Patients with metastatic pancreatic ductal adenocarcinoma (PDAC) survive longer when disease spreads to the lung but not to the liver. We generated overlapping, multi-omic datasets to identify molecular and cellular features that distinguish patients whose disease develops liver metastasis (liver cohort) from those whose disease progression results in lung metastasis without liver metastases (lung cohort). Lung cohort patients generally survived longer than liver cohort patients, independent of tumor subtype. We developed a pORG gene signature that distinguishes primary tumors in the liver and lung cohorts. We identified ongoing replication stress (RS) response pathways in high pORG/liver cohort tumors, while low pORG/lung cohort tumors had greater densities of lymphocytes and shared T cell clonal responses. Our study demonstrates that liver-avid PDAC is associated with tolerance to ongoing RS, limited tumor immunity, and less favorable outcomes; whereas low RS, lung-avid/liver-averse tumors are associated with active tumor immunity that may account for favorable outcomes. As expected, we found high frequencies of KRAS, TP53, CDKN2A, and SMAD4 gene alterations in our tumor samples. High pORG activity (GSVA scores) in our primary tumors appear to be positively correlated with alteration frequencies in both TP53 and CDKN2A. We did not see a correlation with alterations in KRAS as almost all the tumor samples have KRAS alterations.

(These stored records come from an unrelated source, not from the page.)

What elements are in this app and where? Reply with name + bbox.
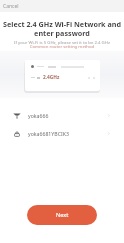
other: Choose network	[106, 113, 111, 118]
staticText: 2.4GHz	[43, 74, 60, 81]
other: Show password	[106, 131, 111, 136]
staticText: yoka666	[28, 112, 49, 119]
staticText: Cancel	[3, 3, 19, 10]
staticText: Select 2.4 GHz Wi-Fi Network and enter p…	[0, 19, 124, 38]
staticText: Next	[56, 211, 69, 219]
staticText: If your Wi-Fi is 5 GHz, please set it to…	[0, 39, 124, 45]
staticText: yoka6681YBCIK3	[28, 130, 69, 137]
button[interactable]: Next	[27, 205, 97, 225]
button[interactable]: Cancel	[0, 1, 22, 12]
button[interactable]: Common router setting method	[0, 43, 124, 49]
button[interactable]: yoka666	[0, 106, 124, 124]
button[interactable]: yoka6681YBCIK3	[0, 124, 124, 142]
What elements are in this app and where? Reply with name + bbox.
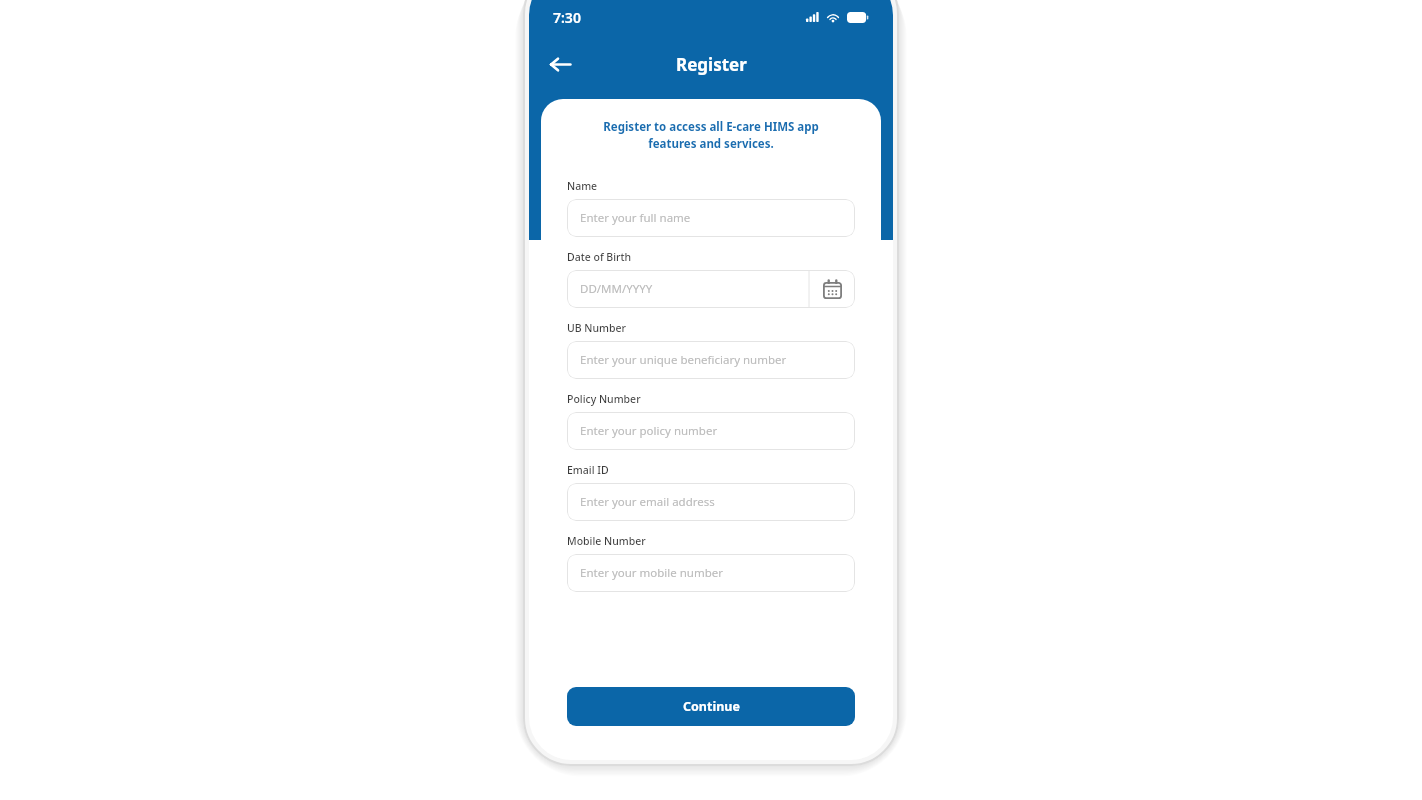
staticText: Email ID: [567, 463, 609, 477]
staticText: Enter your unique beneficiary number: [580, 352, 855, 368]
staticText: 7:30: [553, 8, 581, 27]
button[interactable]: Back: [539, 43, 581, 85]
staticText: DD/MM/YYYY: [580, 281, 809, 297]
button[interactable]: DD/MM/YYYY: [567, 270, 855, 308]
staticText: Mobile Number: [567, 534, 646, 548]
staticText: Name: [567, 179, 598, 193]
button[interactable]: Pick date: [809, 270, 855, 308]
staticText: Continue: [683, 698, 740, 715]
staticText: Enter your mobile number: [580, 565, 855, 581]
staticText: Date of Birth: [567, 250, 632, 264]
staticText: Policy Number: [567, 392, 641, 406]
button[interactable]: Enter your policy number: [567, 412, 855, 450]
button[interactable]: Enter your full name: [567, 199, 855, 237]
staticText: Enter your email address: [580, 494, 855, 510]
staticText: Enter your full name: [580, 210, 855, 226]
button[interactable]: Continue: [567, 687, 855, 726]
staticText: Register to access all E-care HIMS app f…: [567, 119, 855, 152]
staticText: UB Number: [567, 321, 626, 335]
button[interactable]: Enter your unique beneficiary number: [567, 341, 855, 379]
staticText: Register: [676, 53, 747, 76]
button[interactable]: Enter your mobile number: [567, 554, 855, 592]
button[interactable]: Enter your email address: [567, 483, 855, 521]
staticText: Enter your policy number: [580, 423, 855, 439]
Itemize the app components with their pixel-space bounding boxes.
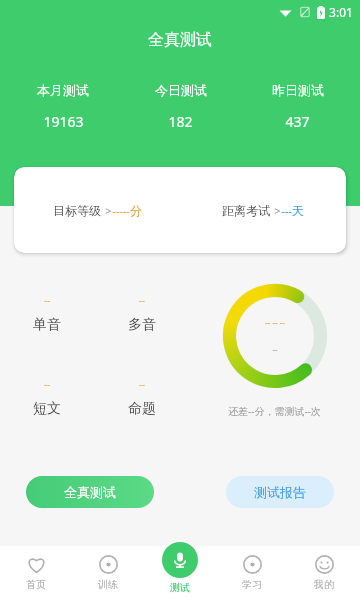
staticText: -- [44, 378, 50, 390]
staticText: 437 [285, 112, 310, 131]
staticText: 学习 [242, 578, 262, 591]
staticText: 训练 [98, 578, 118, 591]
button[interactable]: 本月测试 [4, 82, 122, 131]
button[interactable]: 测试报告 [226, 476, 334, 508]
staticText: 昨日测试 [272, 82, 324, 98]
staticText: 3:01 [329, 4, 353, 20]
button[interactable]: 目标等级 [14, 167, 180, 253]
staticText: -- [139, 378, 145, 390]
staticText: 我的 [314, 578, 334, 591]
staticText: 距离考试 [222, 203, 270, 218]
staticText: 目标等级 [53, 203, 101, 218]
staticText: 182 [168, 112, 193, 131]
staticText: 测试 [170, 581, 190, 594]
staticText: > [274, 203, 281, 218]
button[interactable]: 我的 [288, 546, 360, 600]
button[interactable]: -- [94, 272, 189, 356]
staticText: -- -- -- [265, 317, 285, 328]
staticText: 还差--分，需测试--次 [228, 404, 321, 418]
staticText: -- [44, 294, 50, 306]
button[interactable]: 首页 [0, 546, 72, 600]
staticText: 全真测试 [148, 30, 212, 50]
staticText: 首页 [26, 578, 46, 591]
button[interactable]: -- [94, 356, 189, 440]
staticText: 19163 [43, 112, 84, 131]
button[interactable]: 全真测试 [26, 476, 154, 508]
staticText: > [105, 203, 112, 218]
staticText: ----- [112, 203, 130, 218]
staticText: -- [272, 344, 278, 355]
button[interactable]: 训练 [72, 546, 144, 600]
staticText: 单音 [33, 316, 61, 334]
button[interactable]: 今日测试 [122, 82, 239, 131]
staticText: 天 [292, 203, 304, 218]
staticText: 多音 [128, 316, 156, 334]
button[interactable]: 距离考试 [180, 167, 346, 253]
button[interactable]: -- [0, 272, 94, 356]
staticText: --- [281, 203, 292, 218]
staticText: -- [139, 294, 145, 306]
button[interactable]: 昨日测试 [239, 82, 356, 131]
button[interactable]: 测试 录音 [160, 540, 200, 600]
staticText: 命题 [128, 400, 156, 418]
staticText: 本月测试 [37, 82, 89, 98]
staticText: 全真测试 [64, 484, 116, 500]
staticText: 测试报告 [254, 484, 306, 500]
staticText: 短文 [33, 400, 61, 418]
button[interactable]: -- [0, 356, 94, 440]
staticText: 分 [130, 203, 142, 218]
staticText: 今日测试 [155, 82, 207, 98]
button[interactable]: 学习 [216, 546, 288, 600]
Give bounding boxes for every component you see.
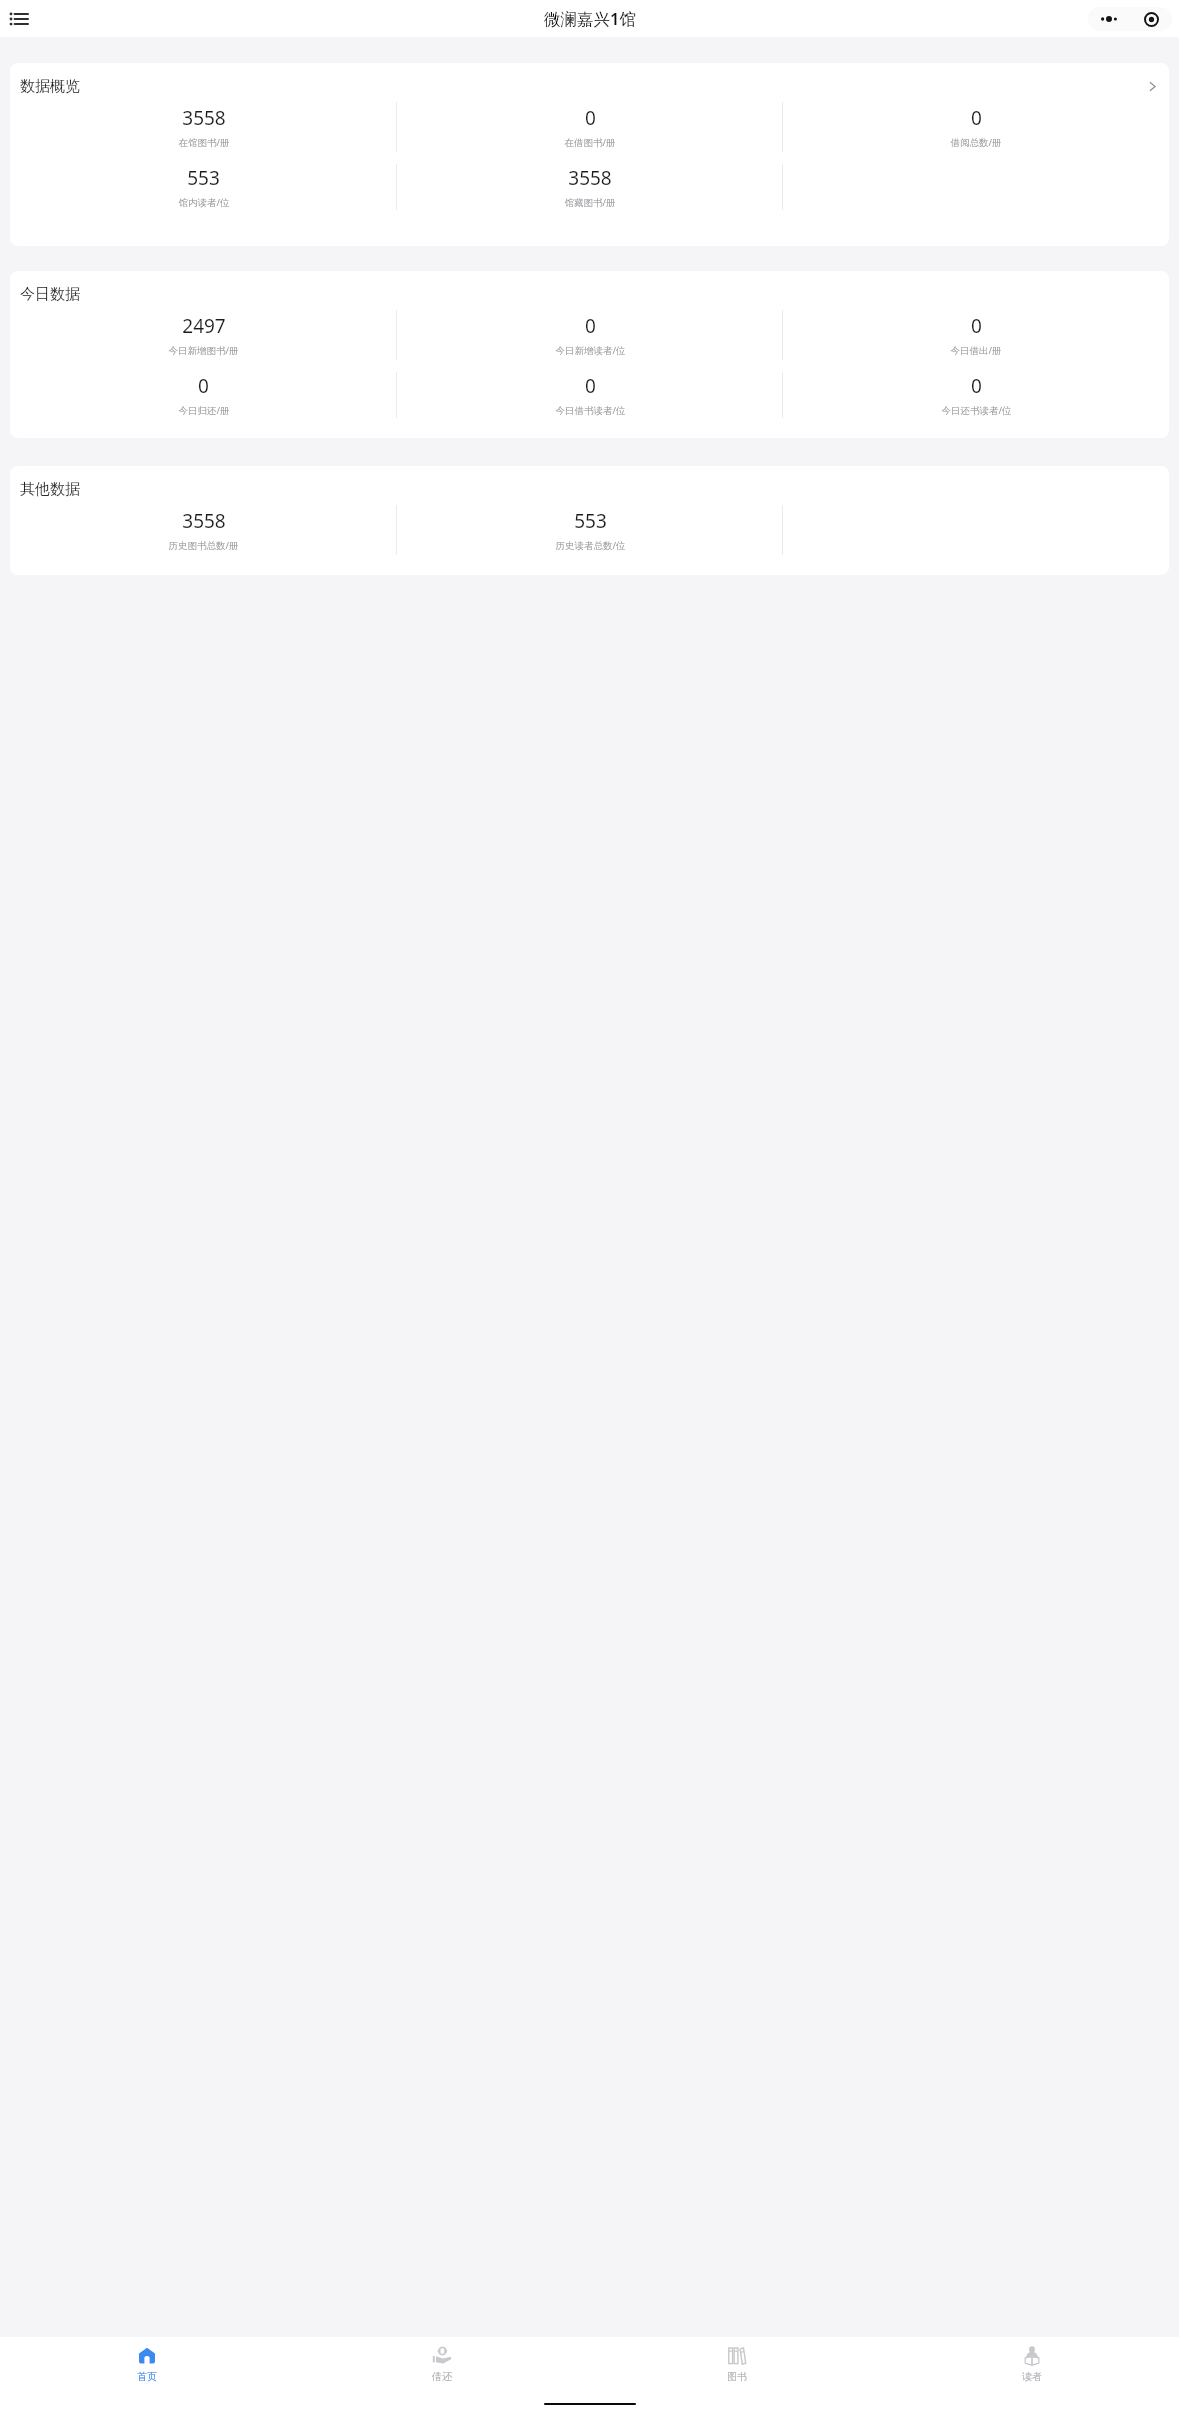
- button[interactable]: 借还: [294, 2337, 589, 2392]
- staticText: 其他数据: [20, 480, 80, 499]
- button[interactable]: 其他数据: [10, 466, 1169, 575]
- button[interactable]: 读者: [884, 2337, 1179, 2392]
- staticText: 553: [187, 165, 220, 191]
- staticText: 历史读者总数/位: [555, 539, 626, 552]
- button[interactable]: 图书: [589, 2337, 884, 2392]
- staticText: 今日新增图书/册: [168, 344, 239, 357]
- staticText: 今日还书读者/位: [941, 404, 1012, 417]
- button[interactable]: Close mini program: [1130, 7, 1172, 31]
- staticText: 3558: [182, 105, 226, 131]
- staticText: 数据概览: [20, 77, 80, 96]
- button[interactable]: Menu: [9, 9, 29, 29]
- staticText: 3558: [568, 165, 612, 191]
- staticText: 馆藏图书/册: [564, 196, 616, 209]
- staticText: 0: [198, 373, 209, 399]
- button[interactable]: 数据概览: [10, 63, 1169, 246]
- staticText: 3558: [182, 508, 226, 534]
- staticText: 0: [585, 105, 596, 131]
- staticText: 0: [585, 313, 596, 339]
- staticText: 0: [585, 373, 596, 399]
- staticText: 微澜嘉兴1馆: [544, 7, 636, 30]
- staticText: 今日归还/册: [178, 404, 230, 417]
- staticText: 今日数据: [20, 285, 80, 304]
- staticText: 在借图书/册: [564, 136, 616, 149]
- staticText: 读者: [1022, 2370, 1042, 2383]
- staticText: 0: [971, 373, 982, 399]
- staticText: 在馆图书/册: [178, 136, 230, 149]
- staticText: 今日借书读者/位: [555, 404, 626, 417]
- staticText: 图书: [727, 2370, 747, 2383]
- staticText: 553: [574, 508, 607, 534]
- staticText: 历史图书总数/册: [168, 539, 239, 552]
- staticText: 借阅总数/册: [950, 136, 1002, 149]
- staticText: 0: [971, 313, 982, 339]
- staticText: 今日借出/册: [950, 344, 1002, 357]
- staticText: 借还: [432, 2370, 452, 2383]
- staticText: 0: [971, 105, 982, 131]
- staticText: 今日新增读者/位: [555, 344, 626, 357]
- staticText: 2497: [182, 313, 226, 339]
- button[interactable]: More options: [1088, 7, 1130, 31]
- button[interactable]: 今日数据: [10, 271, 1169, 438]
- staticText: 首页: [137, 2370, 157, 2383]
- button[interactable]: 首页: [0, 2337, 294, 2392]
- staticText: 馆内读者/位: [178, 196, 230, 209]
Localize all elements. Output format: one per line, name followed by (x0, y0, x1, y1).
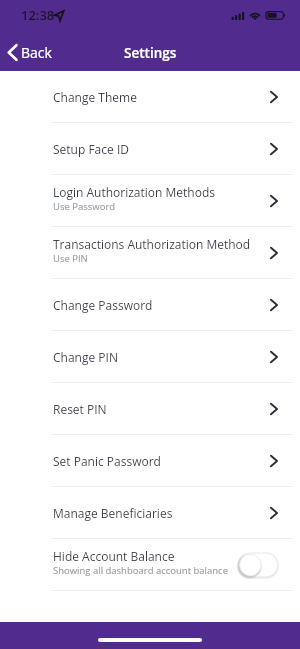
button[interactable]: Manage Beneficiaries (0, 487, 300, 538)
staticText: Setup Face ID (53, 141, 129, 157)
staticText: Change PIN (53, 349, 118, 365)
button[interactable]: Login Authorization Methods (0, 175, 300, 226)
staticText: Manage Beneficiaries (53, 505, 173, 521)
button[interactable]: Back (0, 30, 64, 71)
staticText: Reset PIN (53, 401, 107, 417)
button[interactable]: Change PIN (0, 331, 300, 382)
staticText: Change Theme (53, 89, 137, 105)
staticText: Set Panic Password (53, 453, 161, 469)
staticText: 12:38 (21, 6, 55, 24)
staticText: Hide Account Balance (53, 548, 175, 564)
button[interactable]: Set Panic Password (0, 435, 300, 486)
staticText: Use Password (53, 200, 116, 213)
staticText: Use PIN (53, 252, 88, 265)
staticText: Showing all dashboard account balance (53, 564, 228, 577)
staticText: Back (21, 43, 52, 62)
staticText: Settings (124, 44, 177, 62)
button[interactable]: Change Theme (0, 71, 300, 122)
button[interactable]: Setup Face ID (0, 123, 300, 174)
button[interactable]: Change Password (0, 279, 300, 330)
staticText: Change Password (53, 297, 153, 313)
button[interactable]: Transactions Authorization Method (0, 227, 300, 278)
button[interactable]: Reset PIN (0, 383, 300, 434)
button[interactable]: Hide Account Balance (0, 539, 300, 590)
staticText: Transactions Authorization Method (53, 236, 251, 252)
staticText: Login Authorization Methods (53, 184, 215, 200)
button[interactable]: Hide account balance toggle (238, 553, 278, 577)
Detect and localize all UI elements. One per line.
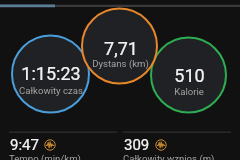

From a de-identified dataset of 1,873 patients diagnosed with and/or treated for PDAC at our institution between 2004 and 2020, we identified 422 patients for which we had specimens with sequencing data (N=374) and/or specific evidence of disease metastasis site(s) from the OHSU cancer registry or disease-relevant computed tomography (CT) scans to allow cohort classification. Note that our study includes RNA-Seq, DNA-Seq panel, and TCR-Seq (T-cell Receptor Sequencing) data, but that this dbGaP submission just includes the patients/samples with RNA-Seq and/or DNA-Seq panel data. Therefore, this submission includes 290 samples from 278 patients. TCR sequence data is available on the Adaptive Biotechnologies platform. Clinical course timepoints, patient demographics, stage, grade, nodal involvement, resection margins, and angiolymphatic invasion were provided as deidentified data by the OHSU cancer registry with quality control data verification in a subset by pathologists (BB and TM). We reviewed all available computed tomography (CT) scans for all patients with primary tumor resection dates recorded by the cancer registrar, with tumor samples analyzed by RNA-seq, DNA-seq, or TCR-seq, and/or with additional information indicating metastatic spread (e.g., metastatic samples received for related studies). We abstracted the site of all lesions proven to be metastatic by biopsy and/or that clearly increased in size during progression or decreased in size during treatment as long as a radiologist described the lesion as “likely”, “suspicious for”, “concerning for”, or “favor” metastasis. Clinical imaging was reviewed by a radiologist (AG) to validate patient assignments to the liver, lung, and neither liver nor lung (other recurrence site) cohorts. Time to recurrence was calculated from the earliest of either the recurrence date provided by the OHSU cancer registry, or the date of earliest lesion abstracted from CT reports. The subject attributes reported in this submission were up to date at the time of our data freeze, which occurred July 2021.